Since 2016, my colleagues and I have authored multiple studies about social media disinformation and influence operations and their pernicious consequences to political debate, trust in the electoral process, and even the quality of our personal relationships. The problem has become so much more profound than the attention-hacking stunts and silly distraction peddled by bloggers and influencers. In our recent Harvard University study Parallel Public Spheres: Influence Operations in the 2022 National Elections or Mga Mundo na Hindi Magtagpo: Ang Kapangyarihan ng Influence Operations noong Halalan 2022 sa Pilipinas, we raised the alarm on how political divides do not simply “stay” on social media. In fact, these are real-world fractures we must learn to carefully navigate in our classrooms, workplaces, barangays, even our closest friendships and family relationships.
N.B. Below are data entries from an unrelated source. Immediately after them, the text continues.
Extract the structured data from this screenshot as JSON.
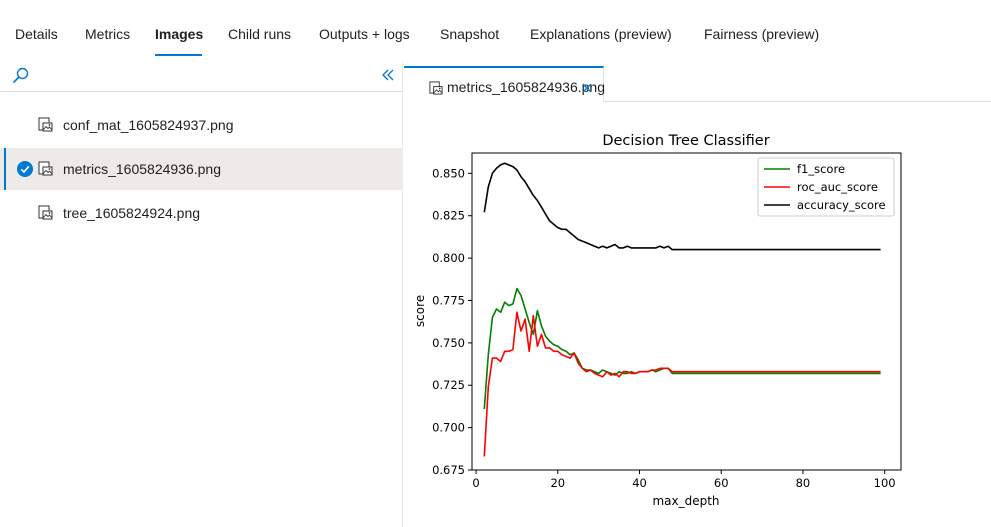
{
  "top_tabs": [
    "Details",
    "Metrics",
    "Images",
    "Child runs",
    "Outputs + logs",
    "Snapshot",
    "Explanations (preview)",
    "Fairness (preview)"
  ],
  "active_top_tab": "Images",
  "files": [
    {
      "name": "conf_mat_1605824937.png",
      "selected": false
    },
    {
      "name": "metrics_1605824936.png",
      "selected": true
    },
    {
      "name": "tree_1605824924.png",
      "selected": false
    }
  ],
  "open_tab": {
    "label": "metrics_1605824936.png"
  },
  "colors": {
    "accent": "#0078d4",
    "selected_bg": "#edebe9"
  },
  "chart_data": {
    "type": "line",
    "title": "Decision Tree Classifier",
    "xlabel": "max_depth",
    "ylabel": "score",
    "xlim": [
      -1,
      104
    ],
    "ylim": [
      0.675,
      0.862
    ],
    "xticks": [
      0,
      20,
      40,
      60,
      80,
      100
    ],
    "yticks": [
      0.675,
      0.7,
      0.725,
      0.75,
      0.775,
      0.8,
      0.825,
      0.85
    ],
    "grid": false,
    "legend_position": "upper right",
    "series": [
      {
        "name": "f1_score",
        "color": "#008000",
        "x": [
          2,
          3,
          4,
          5,
          6,
          7,
          8,
          9,
          10,
          11,
          12,
          13,
          14,
          15,
          16,
          17,
          18,
          19,
          20,
          21,
          22,
          23,
          24,
          25,
          26,
          27,
          28,
          29,
          30,
          31,
          32,
          33,
          34,
          35,
          36,
          37,
          38,
          39,
          40,
          41,
          42,
          43,
          44,
          45,
          46,
          47,
          48,
          99
        ],
        "y": [
          0.711,
          0.743,
          0.765,
          0.77,
          0.768,
          0.774,
          0.772,
          0.773,
          0.782,
          0.778,
          0.77,
          0.762,
          0.755,
          0.769,
          0.76,
          0.754,
          0.751,
          0.749,
          0.748,
          0.746,
          0.745,
          0.743,
          0.744,
          0.74,
          0.735,
          0.734,
          0.734,
          0.733,
          0.732,
          0.734,
          0.733,
          0.732,
          0.731,
          0.733,
          0.732,
          0.732,
          0.733,
          0.732,
          0.733,
          0.733,
          0.733,
          0.734,
          0.733,
          0.734,
          0.735,
          0.735,
          0.732,
          0.732
        ]
      },
      {
        "name": "roc_auc_score",
        "color": "#ff0000",
        "x": [
          2,
          3,
          4,
          5,
          6,
          7,
          8,
          9,
          10,
          11,
          12,
          13,
          14,
          15,
          16,
          17,
          18,
          19,
          20,
          21,
          22,
          23,
          24,
          25,
          26,
          27,
          28,
          29,
          30,
          31,
          32,
          33,
          34,
          35,
          36,
          37,
          38,
          39,
          40,
          41,
          42,
          43,
          44,
          45,
          46,
          47,
          48,
          99
        ],
        "y": [
          0.683,
          0.724,
          0.741,
          0.741,
          0.739,
          0.745,
          0.745,
          0.746,
          0.768,
          0.757,
          0.764,
          0.745,
          0.766,
          0.748,
          0.755,
          0.747,
          0.747,
          0.745,
          0.745,
          0.743,
          0.742,
          0.741,
          0.744,
          0.738,
          0.735,
          0.733,
          0.734,
          0.732,
          0.731,
          0.73,
          0.733,
          0.731,
          0.732,
          0.73,
          0.733,
          0.733,
          0.732,
          0.732,
          0.733,
          0.733,
          0.733,
          0.734,
          0.734,
          0.735,
          0.735,
          0.735,
          0.733,
          0.733
        ]
      },
      {
        "name": "accuracy_score",
        "color": "#000000",
        "x": [
          2,
          3,
          4,
          5,
          6,
          7,
          8,
          9,
          10,
          11,
          12,
          13,
          14,
          15,
          16,
          17,
          18,
          19,
          20,
          21,
          22,
          23,
          24,
          25,
          26,
          27,
          28,
          29,
          30,
          31,
          32,
          33,
          34,
          35,
          36,
          37,
          38,
          39,
          40,
          41,
          42,
          43,
          44,
          45,
          46,
          47,
          48,
          99
        ],
        "y": [
          0.827,
          0.842,
          0.85,
          0.853,
          0.855,
          0.856,
          0.855,
          0.854,
          0.852,
          0.848,
          0.845,
          0.841,
          0.837,
          0.834,
          0.83,
          0.826,
          0.822,
          0.82,
          0.818,
          0.817,
          0.817,
          0.815,
          0.813,
          0.811,
          0.81,
          0.809,
          0.808,
          0.807,
          0.806,
          0.807,
          0.806,
          0.807,
          0.808,
          0.806,
          0.806,
          0.807,
          0.806,
          0.806,
          0.806,
          0.806,
          0.806,
          0.806,
          0.806,
          0.807,
          0.806,
          0.807,
          0.805,
          0.805
        ]
      }
    ]
  }
}
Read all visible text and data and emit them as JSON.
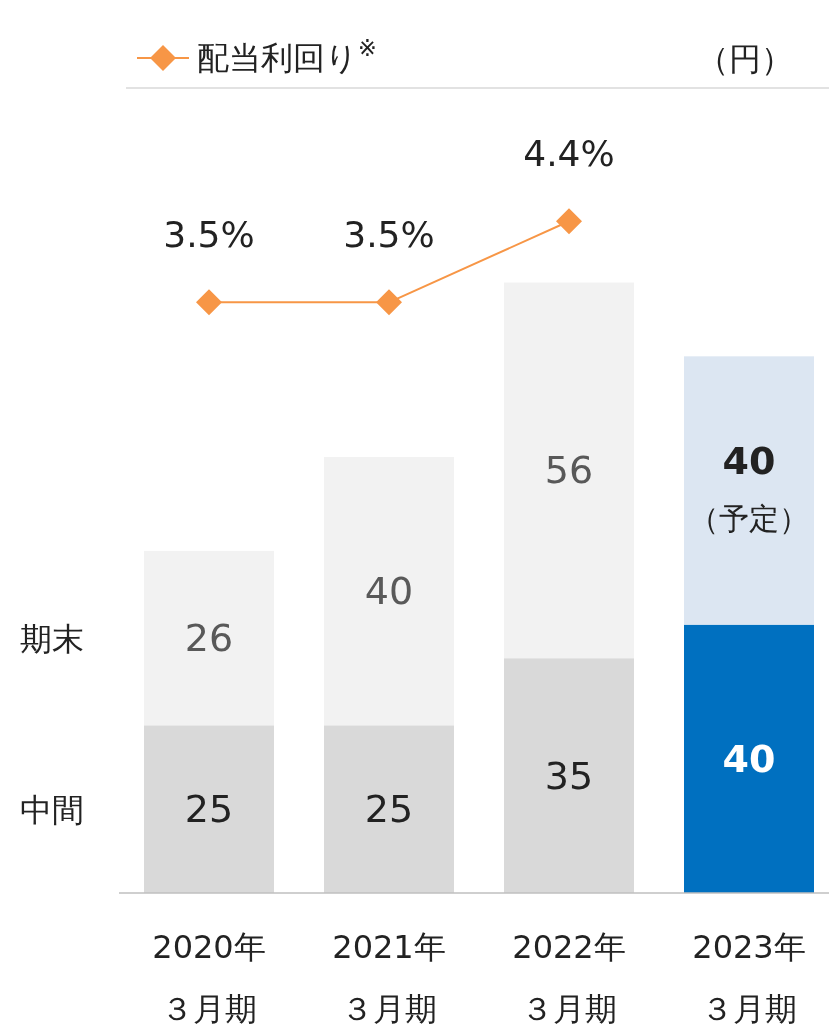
{
  "chart_data": {
    "type": "bar",
    "stacked": true,
    "ylabel": "（円）",
    "categories": [
      "2020年３月期",
      "2021年３月期",
      "2022年３月期",
      "2023年３月期"
    ],
    "ylim": [
      0,
      120
    ],
    "y2lim": [
      -3.06,
      5.88
    ],
    "legend": "top left",
    "data_labels": true,
    "series": [
      {
        "name": "中間",
        "colors": [
          "#d9d9d9",
          "#d9d9d9",
          "#d9d9d9",
          "#0070c0"
        ],
        "values": [
          25,
          25,
          35,
          40
        ]
      },
      {
        "name": "期末",
        "colors": [
          "#f2f2f2",
          "#f2f2f2",
          "#f2f2f2",
          "#dce6f2"
        ],
        "values": [
          26,
          40,
          56,
          40
        ]
      },
      {
        "name": "配当利回り$^{※}$",
        "type": "line",
        "axis": "y2",
        "color": "#f79646",
        "marker": "diamond",
        "values": [
          3.5,
          3.5,
          4.4,
          null
        ],
        "value_labels": [
          "3.5%",
          "3.5%",
          "4.4%",
          null
        ]
      }
    ],
    "annotations": [
      "（予定）"
    ]
  }
}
When my co-author Nicole Curato and I deliver lectures to Filipino college and high school students, the most common questions asked of us by young people are: “How do I talk to my mom who voted for Marcos?” or “How do I talk to my teacher who retells a different narrative about EDSA?” Indeed, the tools of cancel culture and “pile-ons” look convenient and irresistible online when we leverage the support of like-minded followers. But offline we realize these techniques are too blunt when we’re in face-to-face conversations with a radicalized tita, teacher, or client.